A bas-relief on the sarcophogus of Princess Kawit (2050BC), showing a deceased noble having their locks combed by a servant


Cultural Appropriation of Dreadlocks

This cultural appropriation is made possible by the erasure of the cultural effect of reggae music, Bob Marley, and Rastafarianism. In its most basic form, cultural appropriation occurs when a dominant culture takes something from an oppressed culture without acknowledging where it came from. This is troublesome for a variety of reasons. For starters, it overlooks societal disparities, leaving it up to people of color to "speak out" what we view as injustices. We are labeled as oversensitive in the process, as centuries of our history are destroyed before our eyes. It contributes to Eurocentric beauty ideals.


When a white person wears hair that is considered unprofessional on a black person, it becomes trendy. Once again, the majority culture benefits, while minorities are marginalized more. Justin Bieber is a prime example of this. He's created a career off of culturally appropriated Black music. It was therefore unsurprising when he wore fake hair to an awards show a few years ago. Despite this, he remains one of the best-selling musicians in the world.
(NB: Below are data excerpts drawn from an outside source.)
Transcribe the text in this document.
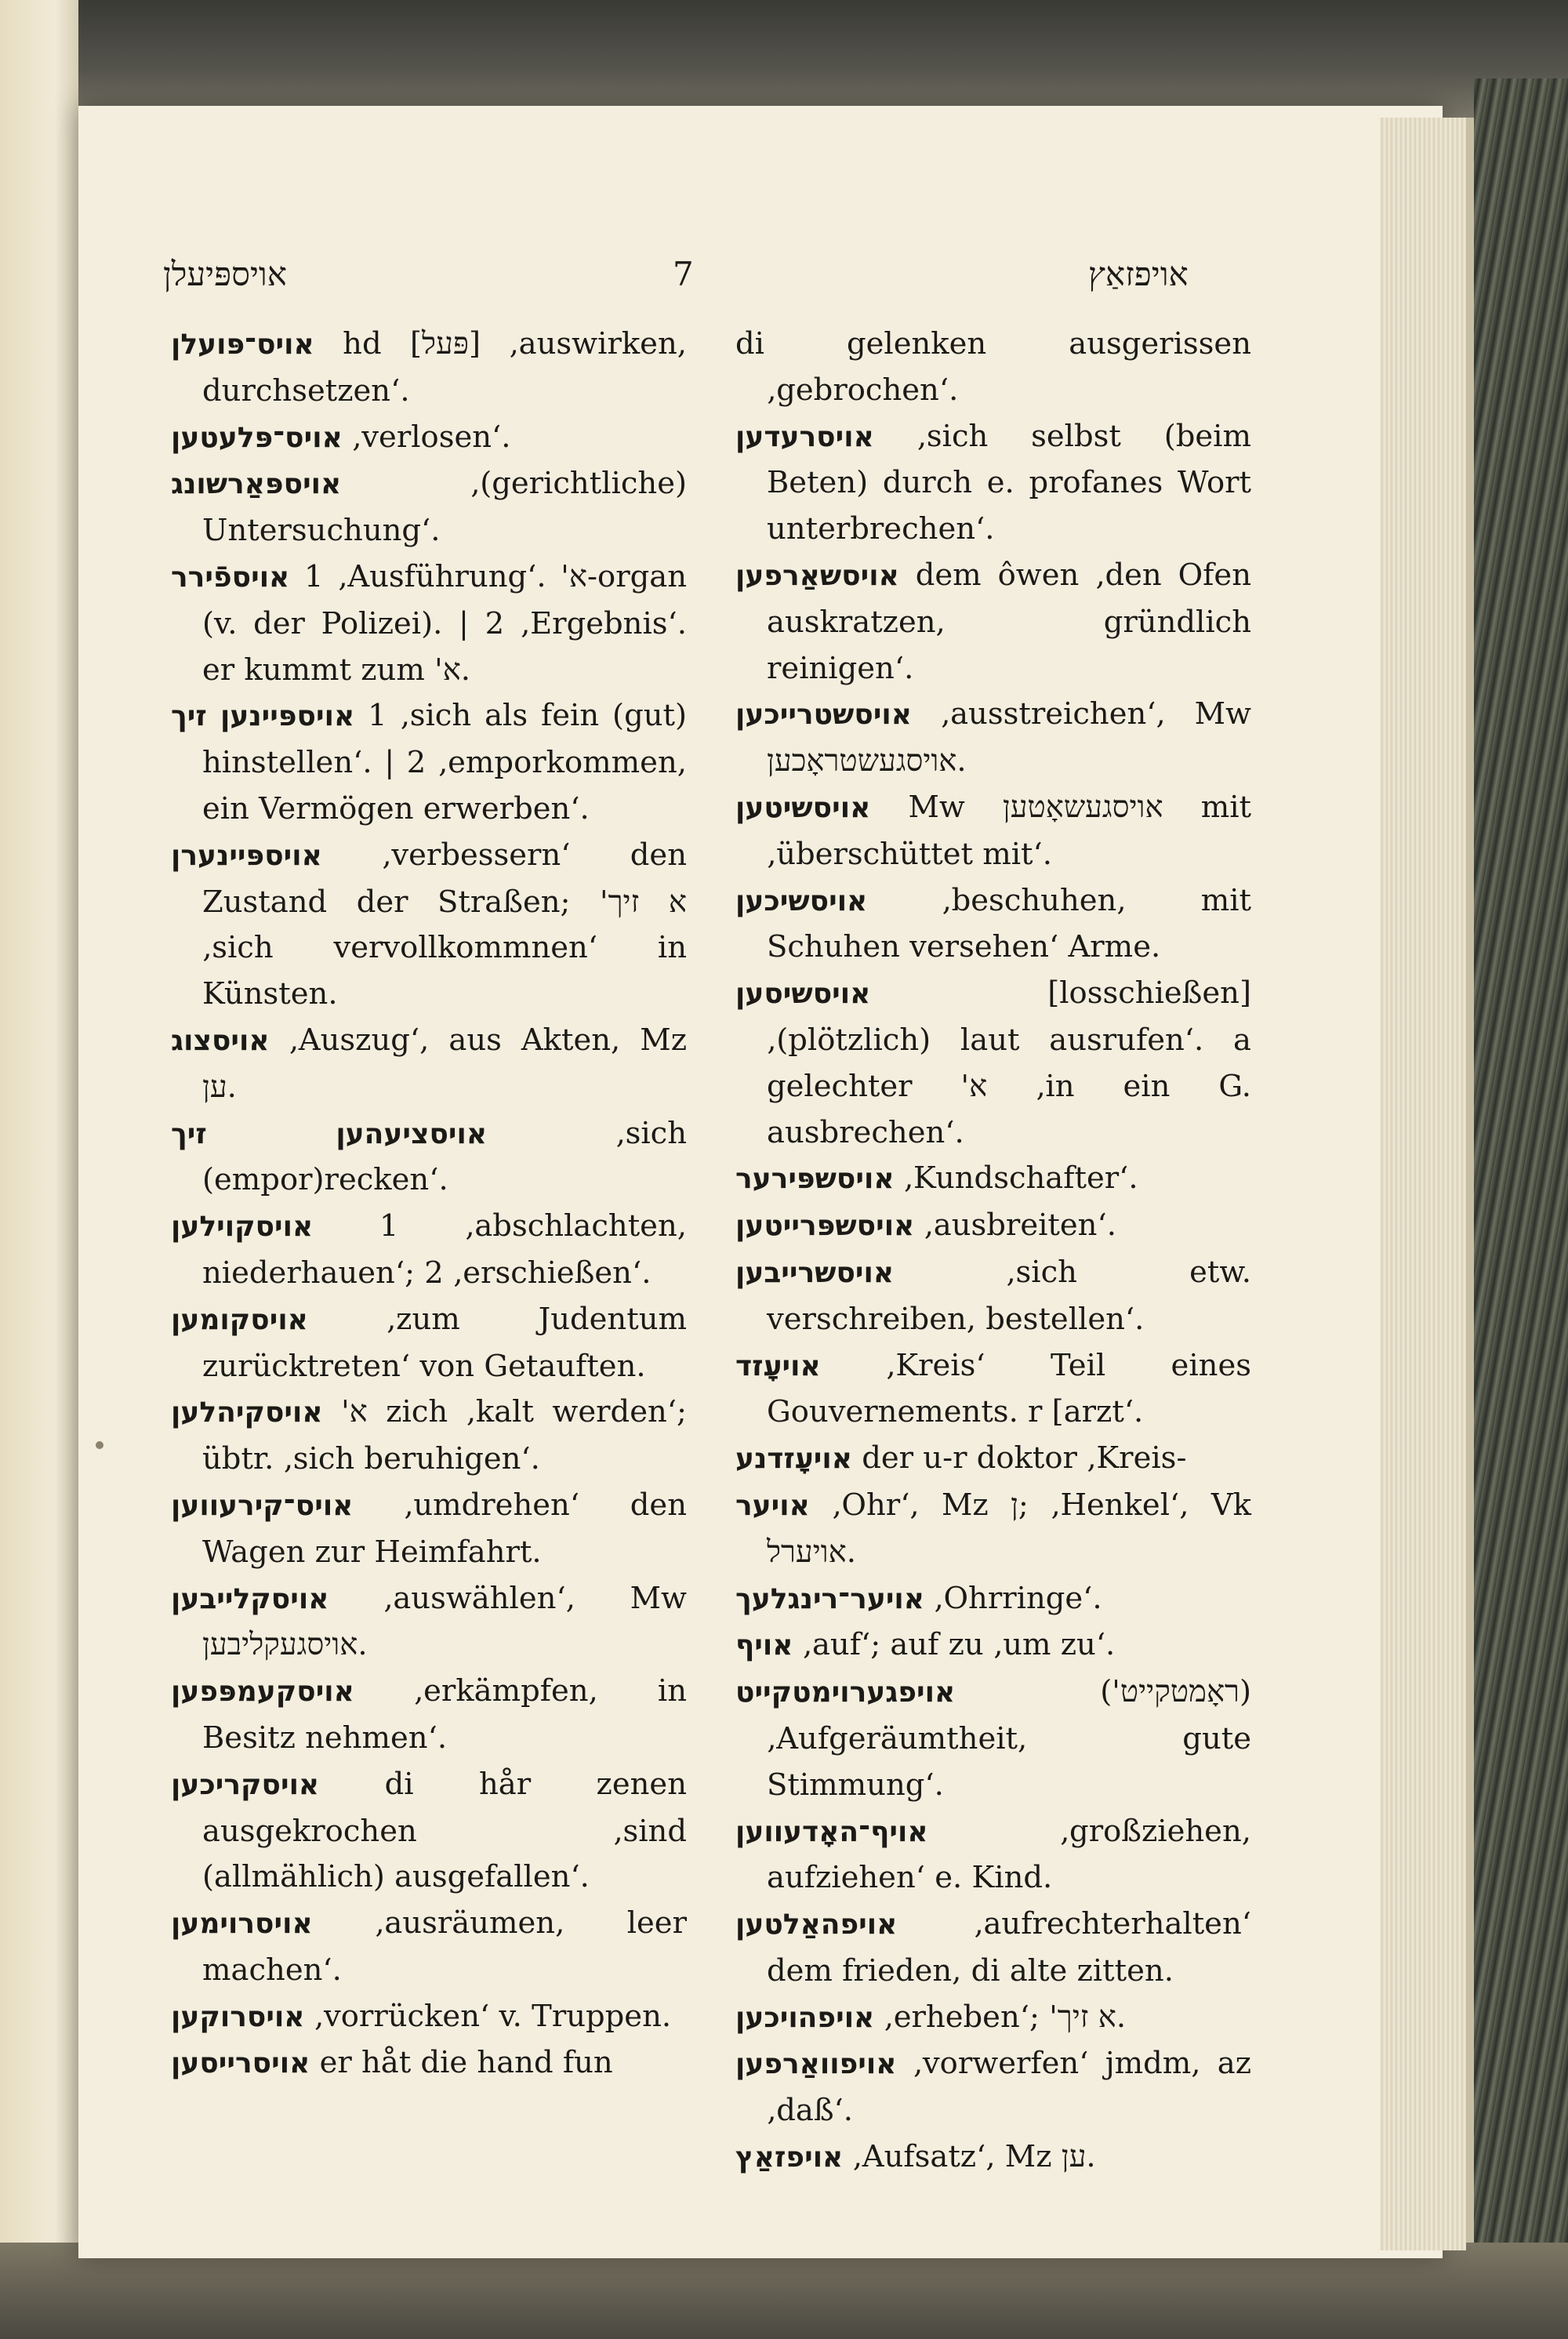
אויספּיעלן	7	אויפזאַץ

אויס־פּועלן hd [פּעל] ‚auswirken, durchsetzen‘.

אויס־פּלעטען ‚verlosen‘.

אויספּאַרשונג	‚(gerichtliche) Untersuchung‘.

אויספֿירר 1 ‚Ausführung‘. 'א-organ (v. der Polizei). | 2 ‚Ergebnis‘. er kummt zum 'א.

אויספּיינען זיך 1 ‚sich als fein (gut) hinstellen‘. | 2 ‚emporkommen, ein Vermögen erwerben‘.

אויספּיינערן ‚verbessern‘ den Zustand der Straßen; 'א זיך ‚sich vervollkommnen‘ in Künsten.

אויסצוג ‚Auszug‘, aus Akten, Mz ען.

אויסציעהען זיך	‚sich (empor)recken‘.

אויסקוילען 1 ‚abschlachten, niederhauen‘; 2 ‚erschießen‘.

אויסקומען	‚zum Judentum zurücktreten‘ von Getauften.

אויסקיהלען 'א zich ‚kalt werden‘; übtr. ‚sich beruhigen‘.

אויס־קירעווען ‚umdrehen‘ den Wagen zur Heimfahrt.

אויסקלייבען ‚auswählen‘, Mw אויסגעקליבען.

אויסקעמפּפען ‚erkämpfen, in Besitz nehmen‘.

אויסקריכען di hår zenen ausgekrochen ‚sind (allmählich) ausgefallen‘.

אויסרוימען ‚ausräumen, leer machen‘.

אויסרוקען ‚vorrücken‘ v. Truppen.

אויסרייסען er håt die hand fun

di gelenken ausgerissen ‚gebrochen‘.

אויסרעדען ‚sich selbst (beim Beten) durch e. profanes Wort unterbrechen‘.

אויסשאַרפען dem ôwen ‚den Ofen auskratzen, gründlich reinigen‘.

אויסשטרייכען ‚ausstreichen‘, Mw אויסגעשטראָכען.

אויסשיטען Mw אויסגעשאָטען mit ‚überschüttet mit‘.

אויסשיכען ‚beschuhen, mit Schuhen versehen‘ Arme.

אויסשיסען	[losschießen] ‚(plötzlich) laut ausrufen‘. a gelechter 'א ‚in ein G. ausbrechen‘.

אויסשפּירער ‚Kundschafter‘.

אויסשפּרייטען ‚ausbreiten‘.

אויסשרייבען	‚sich etw. verschreiben, bestellen‘.

אויעָזד ‚Kreis‘ Teil eines Gouvernements. r [arzt‘.

אויעָזדנע der u-r doktor ‚Kreis-

אויער ‚Ohr‘, Mz ן; ‚Henkel‘, Vk אויערל.

אויער־רינגלעך ‚Ohrringe‘.

אויף ‚auf‘; auf zu ‚um zu‘.

אויפגערוימטקייט	('ראָמטקייט) ‚Aufgeräumtheit, gute Stimmung‘.

אויף־האָדעווען	‚großziehen, aufziehen‘ e. Kind.

אויפהאַלטען	‚aufrechterhalten‘ dem frieden, di alte zitten.

אויפהויכען ‚erheben‘; 'א זיך.

אויפוואַרפען ‚vorwerfen‘ jmdm, az ‚daß‘.

אויפזאַץ ‚Aufsatz‘, Mz ען.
In contrast, when mixed-race actress and singer Zendaya (of former Disney fame) donned dreadlocks to the Oscars, she was slammed by TV anchor Giuliana Rancic, who said she "smells like patchouli oil and cannabis."
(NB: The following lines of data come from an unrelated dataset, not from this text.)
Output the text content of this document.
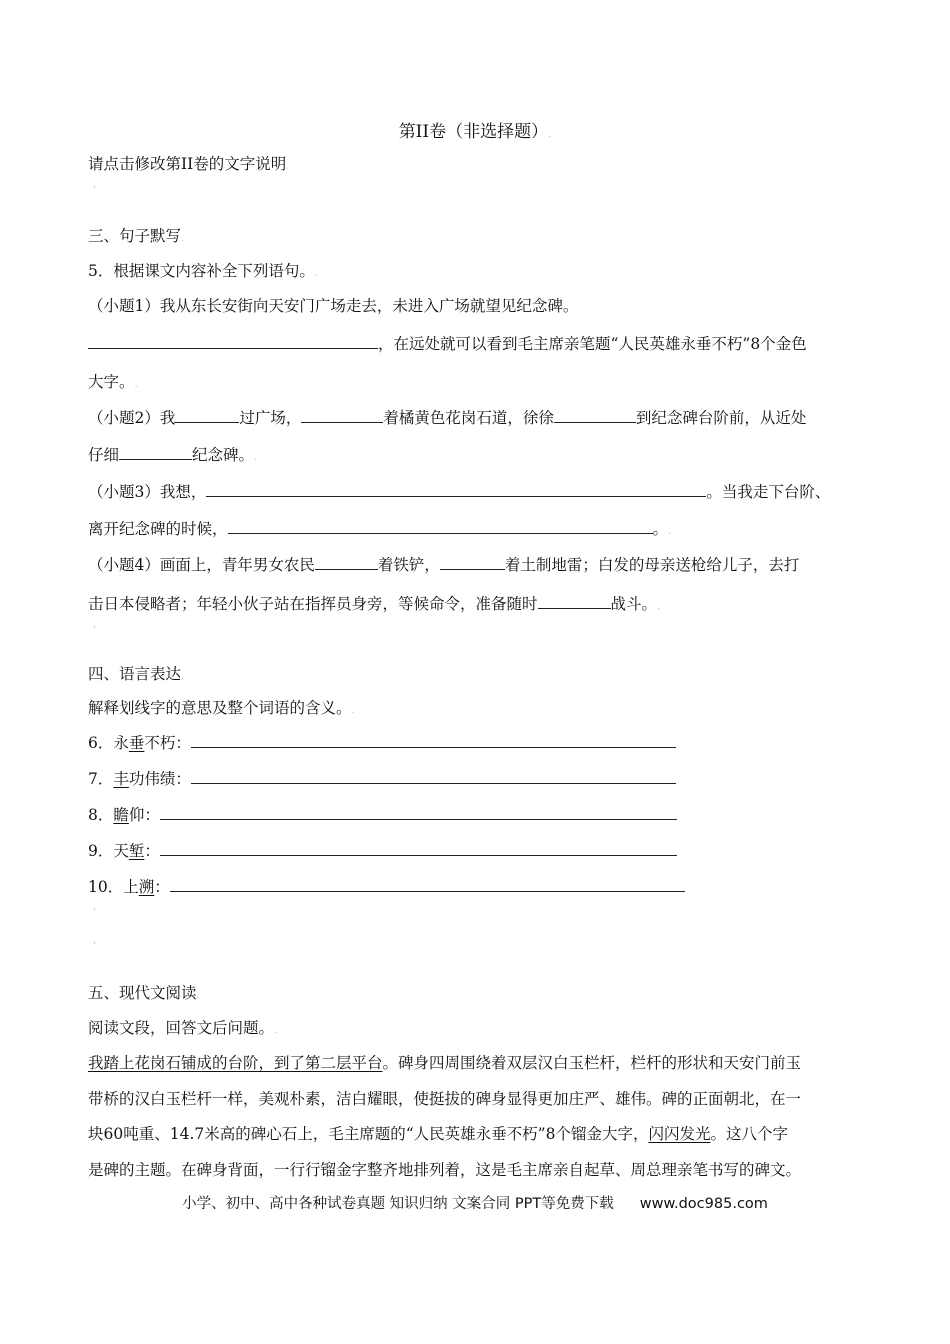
第II卷（非选择题）.
请点击修改第II卷的文字说明.
ˌ
三、句子默写.
5．根据课文内容补全下列语句。.
（小题1）我从东长安街向天安门广场走去，未进入广场就望见纪念碑。
，在远处就可以看到毛主席亲笔题“人民英雄永垂不朽”8个金色
大字。.
（小题2）我	过广场，	着橘黄色花岗石道，徐徐	到纪念碑台阶前，从近处
仔细	纪念碑。.
（小题3）我想，	。当我走下台阶、
离开纪念碑的时候，	。.
（小题4）画面上，青年男女农民	着铁铲，	着土制地雷；白发的母亲送枪给儿子，去打
击日本侵略者；年轻小伙子站在指挥员身旁，等候命令，准备随时	战斗。.
ˌ
四、语言表达.
解释划线字的意思及整个词语的含义。.
6．永垂不朽：
7．丰功伟绩：
8．瞻仰：
9．天堑：
10．上溯：
ˌ
ˌ
五、现代文阅读.
阅读文段，回答文后问题。.
我踏上花岗石铺成的台阶，到了第二层平台。碑身四周围绕着双层汉白玉栏杆，栏杆的形状和天安门前玉
带桥的汉白玉栏杆一样，美观朴素，洁白耀眼，使挺拔的碑身显得更加庄严、雄伟。碑的正面朝北，在一
块60吨重、14.7米高的碑心石上，毛主席题的“人民英雄永垂不朽”8个镏金大字，闪闪发光。这八个字
是碑的主题。在碑身背面，一行行镏金字整齐地排列着，这是毛主席亲自起草、周总理亲笔书写的碑文。
小学、初中、高中各种试卷真题 知识归纳 文案合同 PPT等免费下载 www.doc985.com
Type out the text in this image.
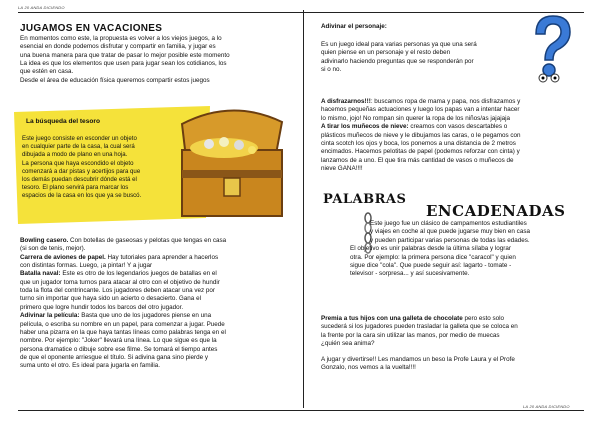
LA 20 ANDA DICIENDO
JUGAMOS EN VACACIONES
En momentos como este, la propuesta es volver a los viejos juegos, a lo
esencial en donde podemos disfrutar y compartir en familia, y jugar es
una buena manera para que tratar de pasar lo mejor posible este momento
La idea es que los elementos que usen para jugar sean los cotidianos, los
que estén en casa.
Desde el área de educación física queremos compartir estos juegos
La búsqueda del tesoro
Este juego consiste en esconder un objeto
en cualquier parte de la casa, la cual será
dibujada a modo de plano en una hoja.
La persona que haya escondido el objeto
comenzará a dar pistas y acertijos para que
los demás puedan descubrir dónde está el
tesoro. El plano servirá para marcar los
espacios de la casa en los que ya se buscó.
Bowling casero. Con botellas de gaseosas y pelotas que tengas en casa
(si son de tenis, mejor).
Carrera de aviones de papel. Hay tutoriales para aprender a hacerlos
con distintas formas. Luego, ¡a pintar! Y a jugar
Batalla naval: Este es otro de los legendarios juegos de batallas en el
que un jugador toma turnos para atacar al otro con el objetivo de hundir
toda la flota del contrincante. Los jugadores deben atacar una vez por
turno sin importar que haya sido un acierto o desacierto. Gana el
primero que logre hundir todos los barcos del otro jugador.
Adivinar la película: Basta que uno de los jugadores piense en una
película, o escriba su nombre en un papel, para comenzar a jugar. Puede
haber una pizarra en la que haya tantas líneas como palabras tenga en el
nombre. Por ejemplo: "Joker" llevará una línea. Lo que sigue es que la
persona dramatice o dibuje sobre ese filme. Se tomará el tiempo antes
de que el oponente arriesgue el título. Si adivina gana sino pierde y
suma unto el otro. Es ideal para jugarla en familia.
Adivinar el personaje:
Es un juego ideal para varias personas ya que una será
quien piense en un personaje y el resto deben
adivinarlo haciendo preguntas que se responderán por
si o no.
A disfrazarnos!!!: buscamos ropa de mama y papa, nos disfrazamos y
hacemos pequeñas actuaciones y luego los papas van a intentar hacer
lo mismo, jojo! No rompan sin querer la ropa de los niños/as jajajaja
A tirar los muñecos de nieve: creamos con vasos descartables o
plásticos muñecos de nieve y le dibujamos las caras, o le pegamos con
cinta scotch los ojos y boca, los ponemos a una distancia de 2 metros
encimados. Hacemos pelotitas de papel (podemos reforzar con cinta) y
lanzamos de a uno. El que tira más cantidad de vasos o muñecos de
nieve GANA!!!!
PALABRAS
ENCADENADAS
Este juego fue un clásico de campamentos estudiantiles
y viajes en coche al que puede jugarse muy bien en casa
y pueden participar varias personas de todas las edades.
El objetivo es unir palabras desde la última sílaba y lograr
otra. Por ejemplo: la primera persona dice "caracol" y quien
sigue dice "cola". Que puede seguir así: lagarto - tomate -
televisor - sorpresa... y así sucesivamente.
Premia a tus hijos con una galleta de chocolate pero esto solo
sucederá si los jugadores pueden trasladar la galleta que se coloca en
la frente por la cara sin utilizar las manos, por medio de muecas
¿quién sea anima?
A jugar y divertirse!! Les mandamos un beso la Profe Laura y el Profe
Gonzalo, nos vemos a la vuelta!!!!
LA 20 ANDA DICIENDO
This cultural manipulation, which is a British export, has even culminated in a case published last month in which Jamaica's Supreme Court found that a school was legitimate in excluding a kid with dreadlocks for "hygiene" grounds. Emma Dabiri, an Irish-Nigerian professor, published "Don't Touch My Hair" last year, in which she discusses growing up in Dublin and learning to love and embrace her own hair. She just started a petition (with over 50,000 signatures) requesting that the British government change the Equality Act to include hair as a protected trait.




In Conclusion…

With the Black Lives Matter movement gaining traction, individuals are beginning to examine their own internal prejudices as well as the mechanisms that enable racism to persist. People are emphasizing the significance of aggressively combating racism and resolving inequities. Accountability should be included for activities that disadvantage and disable existing marginalized communities. The cultural adoption of hairstyles with a rich and significant history is essential to this. Ignorance of these concerns is unacceptable in an age when knowledge is at our fingertips. We must guarantee that cultural diversity are not only appreciated but also respected.